Maybe I haven't been reading enough, but at this point, whether there actually is a war in the near term is moot. Bush has won by positioning the Democrats as being without any traction in the mid-term elections, at least on the war issue. The tacit agreement to equate good citizenship with support of American militarism in the political record has made it impossible for them to "nationalize" this election--which is hard to do anyway, but impossible now. So he's won on that score, and with or without the war, he gains in the near term.

I am more or less assuming that the Dems have no traction on economic issues, since the fiscal austerity bit doesn't play well in a recession.


> Surely, though, even a sensible opponent of the war ought to register a
steady oil supply as one of the better reasons for it.

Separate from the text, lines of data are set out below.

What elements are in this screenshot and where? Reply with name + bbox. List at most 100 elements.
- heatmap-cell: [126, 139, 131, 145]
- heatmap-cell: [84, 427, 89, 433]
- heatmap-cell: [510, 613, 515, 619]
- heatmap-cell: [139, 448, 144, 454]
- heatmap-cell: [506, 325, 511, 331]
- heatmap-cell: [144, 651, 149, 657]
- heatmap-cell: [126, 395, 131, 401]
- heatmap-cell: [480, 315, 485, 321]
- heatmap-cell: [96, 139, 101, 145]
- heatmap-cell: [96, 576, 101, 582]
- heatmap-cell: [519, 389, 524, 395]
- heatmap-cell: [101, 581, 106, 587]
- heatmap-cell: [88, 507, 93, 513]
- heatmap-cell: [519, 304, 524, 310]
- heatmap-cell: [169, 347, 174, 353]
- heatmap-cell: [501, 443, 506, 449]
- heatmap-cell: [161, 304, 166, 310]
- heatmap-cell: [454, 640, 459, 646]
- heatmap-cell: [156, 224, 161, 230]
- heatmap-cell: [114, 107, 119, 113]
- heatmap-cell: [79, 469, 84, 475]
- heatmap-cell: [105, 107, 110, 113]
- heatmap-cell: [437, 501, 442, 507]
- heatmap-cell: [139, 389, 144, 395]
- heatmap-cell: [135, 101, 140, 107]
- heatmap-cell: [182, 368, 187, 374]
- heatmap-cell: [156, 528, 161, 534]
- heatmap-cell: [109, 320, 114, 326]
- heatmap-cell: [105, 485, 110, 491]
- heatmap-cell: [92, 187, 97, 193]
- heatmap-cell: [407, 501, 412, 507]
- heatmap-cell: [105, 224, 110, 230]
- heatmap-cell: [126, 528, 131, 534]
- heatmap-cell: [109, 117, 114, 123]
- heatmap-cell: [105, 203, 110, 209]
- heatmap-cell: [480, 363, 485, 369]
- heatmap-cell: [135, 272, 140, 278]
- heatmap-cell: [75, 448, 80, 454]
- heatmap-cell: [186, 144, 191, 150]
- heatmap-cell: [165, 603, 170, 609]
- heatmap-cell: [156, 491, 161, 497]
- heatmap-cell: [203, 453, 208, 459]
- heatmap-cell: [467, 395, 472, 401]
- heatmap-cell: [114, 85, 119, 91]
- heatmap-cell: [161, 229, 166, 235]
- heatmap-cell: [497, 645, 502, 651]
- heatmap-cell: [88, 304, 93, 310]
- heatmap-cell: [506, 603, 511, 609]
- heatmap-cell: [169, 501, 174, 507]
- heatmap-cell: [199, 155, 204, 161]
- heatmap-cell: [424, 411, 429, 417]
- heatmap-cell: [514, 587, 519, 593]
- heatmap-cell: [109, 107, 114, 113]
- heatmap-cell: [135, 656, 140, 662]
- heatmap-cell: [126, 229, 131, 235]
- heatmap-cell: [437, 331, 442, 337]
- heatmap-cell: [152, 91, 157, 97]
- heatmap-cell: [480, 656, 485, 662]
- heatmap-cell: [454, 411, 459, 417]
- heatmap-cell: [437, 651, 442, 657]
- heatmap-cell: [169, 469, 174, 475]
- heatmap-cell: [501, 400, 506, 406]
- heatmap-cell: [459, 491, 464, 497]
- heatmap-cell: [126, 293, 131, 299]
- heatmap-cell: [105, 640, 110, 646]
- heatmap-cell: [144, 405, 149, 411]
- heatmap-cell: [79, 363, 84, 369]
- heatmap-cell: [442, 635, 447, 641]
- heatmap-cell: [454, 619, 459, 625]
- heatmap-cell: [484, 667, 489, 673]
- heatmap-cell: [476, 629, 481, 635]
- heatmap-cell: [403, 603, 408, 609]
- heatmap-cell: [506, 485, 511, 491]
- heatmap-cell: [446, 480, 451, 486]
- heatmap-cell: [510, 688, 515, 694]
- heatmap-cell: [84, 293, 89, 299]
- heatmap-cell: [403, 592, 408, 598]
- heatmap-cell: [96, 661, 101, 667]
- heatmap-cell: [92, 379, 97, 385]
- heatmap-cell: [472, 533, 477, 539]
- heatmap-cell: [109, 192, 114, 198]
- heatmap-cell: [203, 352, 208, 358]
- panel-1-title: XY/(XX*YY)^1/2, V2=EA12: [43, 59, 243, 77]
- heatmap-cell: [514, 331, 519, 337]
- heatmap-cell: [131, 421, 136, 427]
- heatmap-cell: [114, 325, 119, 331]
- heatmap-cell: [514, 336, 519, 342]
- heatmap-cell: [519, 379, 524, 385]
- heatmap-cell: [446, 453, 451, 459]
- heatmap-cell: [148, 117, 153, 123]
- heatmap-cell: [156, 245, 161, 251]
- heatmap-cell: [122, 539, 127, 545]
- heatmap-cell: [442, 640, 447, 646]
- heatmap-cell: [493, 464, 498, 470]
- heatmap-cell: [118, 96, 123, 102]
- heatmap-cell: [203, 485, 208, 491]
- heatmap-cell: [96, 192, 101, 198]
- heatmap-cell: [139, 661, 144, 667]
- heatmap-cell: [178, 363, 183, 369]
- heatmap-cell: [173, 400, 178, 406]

Has the supply of oil to the West been unsteady in the last 10 years? Real oil prices are now, what, 50-60% of what they were in the 70's? This is the kind of statement that I think rightly drives Mark Jones nuts: either it suggests that oil supply _has_ been unsteady in the past (not true) or that it might be in the future, but doesn't draw out any of the implications of the latter. A steady supply is not any comfort to anyone who thinks that the mid-term prospects of oil production and supply are questionable (cf Doug's interview w/ Chomsky). In that case, whether supply is steady or unsteady is beside the point--the only thing that matters is which companies can snatch up drilling rights and whether you own BP or not.


>
> The lack of public discussion about the role of
Israel in the thinking of "President Bush" is easier to understand, but weird nevertheless. It is the proverbial elephant in the room: Everybody sees it, no one mentions it. The reason is obvious and admirable: Neither supporters nor opponents of a war against Iraq wish to evoke the classic anti-Semitic image of the king's Jewish advisers whispering poison into his ear and betraying the country to foreign interests. But the consequence of this massive "Shhhhhhhhh!" is to make a perfectly valid American concern for a democratic ally in a region of nutty theocracies, rotting monarchies, and worse seem furtive and suspicious.

Nutty theocracies? There was a great article in the Guardian the other day that addressed the administration's support for Israel--saying what others have said about the loony millennialists' need for Israel to be intact, though mostly destroyed, before it can be saved. And this is driving US foreign policy. And so where is the nutty theocracy? And the valid concern for a democratic ally?